Bu yüzden şunu söyleyebilmeliyim ki, evet, keşke anne olmasaydım. Bazen bana sürekli ihtiyaç duyan birisine özen göstermek, beni tatmin ve başarmış hissettirmek için yeterli değil. Bazen oğlum kendini yere atıp çığlık atarken, halka açık bir yerdeyiz ve enerjisini berbat bir ebeveyn gibi görünmeyecek bir şekilde kullanmak için güçsüzüm, keşke olmasaydım. t bir anne. Bazen, sokakta yürürken, bir çanta dolusu bakkal çantası taşıyorken, oğlumun elini bir güvercinten sonra ciğerlerini tutmaya çalışırken, bir anne olmasaydım keşke. Bazen, daha fazla seçeneğim veya daha kolay bir zamanım olacağını ya da çocuğum için böylesine özel bir hayatı sürdürmek için çok fazla zorlanmayacağımı fark ettiğimde, keşke bir anne olmasaydım.
Ama kaçıp ailemi geride bırakacak mıyım? Kesinlikle hayır. Bir bebek sahibi olma tercihimi geri alabilir miyim? Olmaz. Hayatımı oğlum olmadan yaşamak ister miyim? Bir saniye bile değil. Bir mola vermek ve kendime - ve sadece kendime - bakmak güzel ve bazen bir anne olmasaydım, ne kadar kolay olacağını hayal etmem gerekiyor, ama geri dönüp tekrar başarabilirsem, Annesi olmadığına asla karar vermeyeceğimi biliyorum.
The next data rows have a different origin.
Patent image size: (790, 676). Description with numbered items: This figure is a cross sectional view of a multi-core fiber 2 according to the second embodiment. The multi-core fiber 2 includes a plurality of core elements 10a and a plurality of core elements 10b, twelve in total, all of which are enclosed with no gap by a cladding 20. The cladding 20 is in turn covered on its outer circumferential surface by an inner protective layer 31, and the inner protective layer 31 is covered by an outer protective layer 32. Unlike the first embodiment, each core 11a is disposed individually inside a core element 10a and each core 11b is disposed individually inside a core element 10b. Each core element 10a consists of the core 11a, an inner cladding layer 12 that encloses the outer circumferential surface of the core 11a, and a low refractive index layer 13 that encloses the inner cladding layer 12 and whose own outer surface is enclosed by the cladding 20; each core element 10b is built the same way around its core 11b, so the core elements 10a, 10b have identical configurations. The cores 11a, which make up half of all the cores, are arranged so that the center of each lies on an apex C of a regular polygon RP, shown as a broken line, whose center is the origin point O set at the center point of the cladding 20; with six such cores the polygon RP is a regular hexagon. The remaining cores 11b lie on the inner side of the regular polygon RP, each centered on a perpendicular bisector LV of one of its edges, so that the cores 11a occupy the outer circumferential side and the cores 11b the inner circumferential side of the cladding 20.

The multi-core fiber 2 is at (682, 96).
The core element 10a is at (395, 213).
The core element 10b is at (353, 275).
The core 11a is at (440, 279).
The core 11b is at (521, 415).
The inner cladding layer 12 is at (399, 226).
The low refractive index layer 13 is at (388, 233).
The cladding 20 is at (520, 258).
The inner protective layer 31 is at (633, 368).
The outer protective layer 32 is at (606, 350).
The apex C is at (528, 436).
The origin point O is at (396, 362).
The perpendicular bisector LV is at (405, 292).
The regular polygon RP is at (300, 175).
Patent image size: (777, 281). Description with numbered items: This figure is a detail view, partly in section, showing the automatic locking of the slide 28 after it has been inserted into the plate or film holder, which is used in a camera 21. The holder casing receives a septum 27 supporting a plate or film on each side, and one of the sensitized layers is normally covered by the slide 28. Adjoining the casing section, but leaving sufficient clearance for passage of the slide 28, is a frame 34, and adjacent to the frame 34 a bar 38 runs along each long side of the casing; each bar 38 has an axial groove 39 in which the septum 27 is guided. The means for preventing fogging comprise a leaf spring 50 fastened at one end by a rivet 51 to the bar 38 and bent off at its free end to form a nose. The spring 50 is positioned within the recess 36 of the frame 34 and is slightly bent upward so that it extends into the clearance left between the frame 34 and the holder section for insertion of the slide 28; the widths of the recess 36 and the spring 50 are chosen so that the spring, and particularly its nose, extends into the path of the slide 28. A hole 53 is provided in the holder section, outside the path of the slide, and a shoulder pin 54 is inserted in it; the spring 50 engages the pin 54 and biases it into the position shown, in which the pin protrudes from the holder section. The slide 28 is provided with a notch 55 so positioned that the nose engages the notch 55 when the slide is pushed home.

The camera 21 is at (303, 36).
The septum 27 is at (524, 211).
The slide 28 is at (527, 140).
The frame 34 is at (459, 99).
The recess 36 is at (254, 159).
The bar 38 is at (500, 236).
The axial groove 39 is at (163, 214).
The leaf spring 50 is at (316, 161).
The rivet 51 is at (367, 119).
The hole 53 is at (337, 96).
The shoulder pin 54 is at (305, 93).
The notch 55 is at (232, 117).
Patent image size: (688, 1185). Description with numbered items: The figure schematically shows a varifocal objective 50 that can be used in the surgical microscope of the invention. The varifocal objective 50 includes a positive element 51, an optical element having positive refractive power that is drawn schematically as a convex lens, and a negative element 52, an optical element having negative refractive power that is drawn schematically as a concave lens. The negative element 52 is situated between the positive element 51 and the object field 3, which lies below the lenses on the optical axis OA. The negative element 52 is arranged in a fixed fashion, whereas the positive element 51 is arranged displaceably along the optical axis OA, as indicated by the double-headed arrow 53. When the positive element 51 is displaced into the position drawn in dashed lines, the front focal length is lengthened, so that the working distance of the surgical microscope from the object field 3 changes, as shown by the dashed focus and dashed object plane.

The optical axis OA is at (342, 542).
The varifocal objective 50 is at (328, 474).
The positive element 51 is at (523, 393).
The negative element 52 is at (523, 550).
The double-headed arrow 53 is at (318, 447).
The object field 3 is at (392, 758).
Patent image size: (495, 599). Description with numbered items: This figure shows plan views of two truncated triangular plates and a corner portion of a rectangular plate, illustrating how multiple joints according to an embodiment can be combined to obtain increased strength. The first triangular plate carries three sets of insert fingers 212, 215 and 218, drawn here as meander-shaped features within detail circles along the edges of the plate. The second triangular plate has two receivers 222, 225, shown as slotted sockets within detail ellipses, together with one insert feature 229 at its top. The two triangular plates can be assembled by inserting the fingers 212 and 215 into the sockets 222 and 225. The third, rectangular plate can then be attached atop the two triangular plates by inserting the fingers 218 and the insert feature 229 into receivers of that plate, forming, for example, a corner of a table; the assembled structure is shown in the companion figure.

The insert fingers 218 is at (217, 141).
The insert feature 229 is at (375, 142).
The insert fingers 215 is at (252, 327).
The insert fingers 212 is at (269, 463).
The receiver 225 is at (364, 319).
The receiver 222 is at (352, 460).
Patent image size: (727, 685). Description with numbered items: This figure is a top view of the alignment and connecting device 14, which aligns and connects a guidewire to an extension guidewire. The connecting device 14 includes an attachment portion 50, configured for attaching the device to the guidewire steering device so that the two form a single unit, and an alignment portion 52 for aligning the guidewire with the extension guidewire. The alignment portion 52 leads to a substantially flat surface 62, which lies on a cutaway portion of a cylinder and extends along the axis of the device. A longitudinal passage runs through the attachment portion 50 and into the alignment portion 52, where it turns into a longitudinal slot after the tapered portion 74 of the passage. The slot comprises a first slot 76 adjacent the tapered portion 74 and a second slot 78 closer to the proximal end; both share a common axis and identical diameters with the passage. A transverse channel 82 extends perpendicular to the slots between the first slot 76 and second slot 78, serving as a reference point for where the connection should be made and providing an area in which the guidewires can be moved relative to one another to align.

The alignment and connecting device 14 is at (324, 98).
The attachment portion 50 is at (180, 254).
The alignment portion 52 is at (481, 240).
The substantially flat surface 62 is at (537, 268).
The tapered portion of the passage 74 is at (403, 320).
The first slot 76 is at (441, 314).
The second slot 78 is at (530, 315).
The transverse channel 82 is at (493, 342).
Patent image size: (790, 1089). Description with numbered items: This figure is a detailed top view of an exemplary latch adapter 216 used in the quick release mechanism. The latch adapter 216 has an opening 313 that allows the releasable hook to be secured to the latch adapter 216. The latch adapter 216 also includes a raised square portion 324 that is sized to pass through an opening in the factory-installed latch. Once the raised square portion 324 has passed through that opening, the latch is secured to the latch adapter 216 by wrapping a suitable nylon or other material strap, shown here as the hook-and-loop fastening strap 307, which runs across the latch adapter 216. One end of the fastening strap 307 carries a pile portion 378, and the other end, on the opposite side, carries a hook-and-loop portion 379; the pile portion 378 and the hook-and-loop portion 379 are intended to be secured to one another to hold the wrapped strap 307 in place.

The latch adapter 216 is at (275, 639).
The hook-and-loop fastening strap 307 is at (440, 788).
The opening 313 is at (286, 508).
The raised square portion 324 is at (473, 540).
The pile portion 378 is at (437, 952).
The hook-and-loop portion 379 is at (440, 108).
Oğlum "daha iyi" bazen yorucu, sinir bozucu ve zor olsa bile, hayatımı daha iyi hale getirdi. Oğlum, bu "neşe", sinir krizi, patlama ve etkisiz, uçan yumruklarla geldiğinde bile bana tam bir sevinç veren dünyanın bir parçası.
Neden bir anne olmaya karar verdiğimi merak ettiğim anlar, ben olduğumu ve bir olmayı sevdiğimi ve oğlumun başıma gelen en iyi şeylerden biri olduğu gerçeğini değiştirmek için hiçbir şey yapmıyor. Hayal kırıklığım ve yorgunluğum ve sabırsızlığım suçluluk duygusuyla dolu bir kızgınlık anına ulaştığında, her zaman sinirli ve yorgun ve sabırsız olduğum için müteşekkir olan bir parçam var.
Annem olmasaydı, anlar yaşamadığımı iddia edemem, ama bu anların asla benim olduğum anneyi tanımlamayacağını biliyorum. Özellikle ebeveynlik beni en çok test ettiğinde zaman zaman dayanılmaz özgürlük düşünceleriyle karşılaşabilirdim, ama anne olmaktan vazgeçmeme imkân yok.